God and I
It is possible to call what is in and beyond what is “God”. It is actually convenient. “God” is a word that does not mean anything, a placeholder for something that you cannot define, and might as well mean everything (as long as we don’t mean by that a countable totality).
God is incarnated in everything, if incarnation is a mode of apprehending beyond analytical. That there is something does not depend on the fact that I am. That I am does not depend on the fact that I am. This commonality is all that I can know, that does not depend on the nature of my knowing.
Like a tree toward the light, we in our lives grow toward God (at best; we can also writher and die). It does not last forever: even a tree eventually exhausts its growth, having accomplished all that a tree can, and all that this specific tree could, in this setting, with these ressources, neighbors, imponderables, etc. And that’s okay: the fact that it ends and we don’t know why this is so, why we are here exactly either, what all this means, doesn’t change the fact that the quality of our life is measured by inner yardsticks, crossing through layers of meaning, not by any external accomplishments.

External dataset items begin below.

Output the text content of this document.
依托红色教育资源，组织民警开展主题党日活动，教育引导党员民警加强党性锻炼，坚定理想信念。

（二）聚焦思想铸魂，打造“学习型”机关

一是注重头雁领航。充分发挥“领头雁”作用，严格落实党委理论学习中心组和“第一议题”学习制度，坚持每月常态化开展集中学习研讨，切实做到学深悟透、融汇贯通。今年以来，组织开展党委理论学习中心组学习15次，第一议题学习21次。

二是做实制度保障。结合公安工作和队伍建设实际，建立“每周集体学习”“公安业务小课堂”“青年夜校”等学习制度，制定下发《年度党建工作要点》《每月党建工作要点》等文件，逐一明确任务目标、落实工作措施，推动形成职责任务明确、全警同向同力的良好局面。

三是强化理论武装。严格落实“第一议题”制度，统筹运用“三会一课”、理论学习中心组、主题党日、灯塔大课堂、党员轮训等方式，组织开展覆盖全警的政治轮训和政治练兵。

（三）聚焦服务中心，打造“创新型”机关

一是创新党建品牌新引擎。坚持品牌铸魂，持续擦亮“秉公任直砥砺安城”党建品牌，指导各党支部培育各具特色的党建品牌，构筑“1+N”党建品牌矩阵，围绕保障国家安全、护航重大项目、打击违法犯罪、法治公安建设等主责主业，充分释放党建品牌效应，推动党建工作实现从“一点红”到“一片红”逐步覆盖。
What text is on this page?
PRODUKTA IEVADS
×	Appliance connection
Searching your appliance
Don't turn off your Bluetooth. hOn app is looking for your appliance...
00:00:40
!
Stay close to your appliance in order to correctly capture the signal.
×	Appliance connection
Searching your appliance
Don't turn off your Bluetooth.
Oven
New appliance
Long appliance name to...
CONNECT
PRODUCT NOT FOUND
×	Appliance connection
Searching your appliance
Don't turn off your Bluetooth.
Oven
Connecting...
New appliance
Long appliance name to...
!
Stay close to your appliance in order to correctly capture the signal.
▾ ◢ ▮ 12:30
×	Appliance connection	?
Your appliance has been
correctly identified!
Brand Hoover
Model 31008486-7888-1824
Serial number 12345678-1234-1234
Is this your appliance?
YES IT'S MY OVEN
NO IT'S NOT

Can we, having identified that all our experience is shaped by our consciousness, release the pressure of such shapes and open up more completely to the light? Which shines both outside and inside of ourselves, which are equally ourselves and not ourselves.
By definition, we can’t really have an experience not shaped by consciousness… But the indication of a beyond would be more potent if we don’t believe that the content of consciousness is reality.
To an extent, that is an individual teleology; strive to grow.
Jun 7th, 2023. 00:02. I am God; in that the only part of myself that I care to call “I” is that through which God shines.
So when I die I also don’t die.
(when my body dies, all that is left of me is, if I have succeeded, already God and in God, so nothing changes)
01:20 a big orange moon with a grin on it 😄
07:28 It is a truth that you can’t know. But that doesn’t mean that you should consider what you can know to be the truth. Keep pointing at the truth. Keep chanting the Name of God.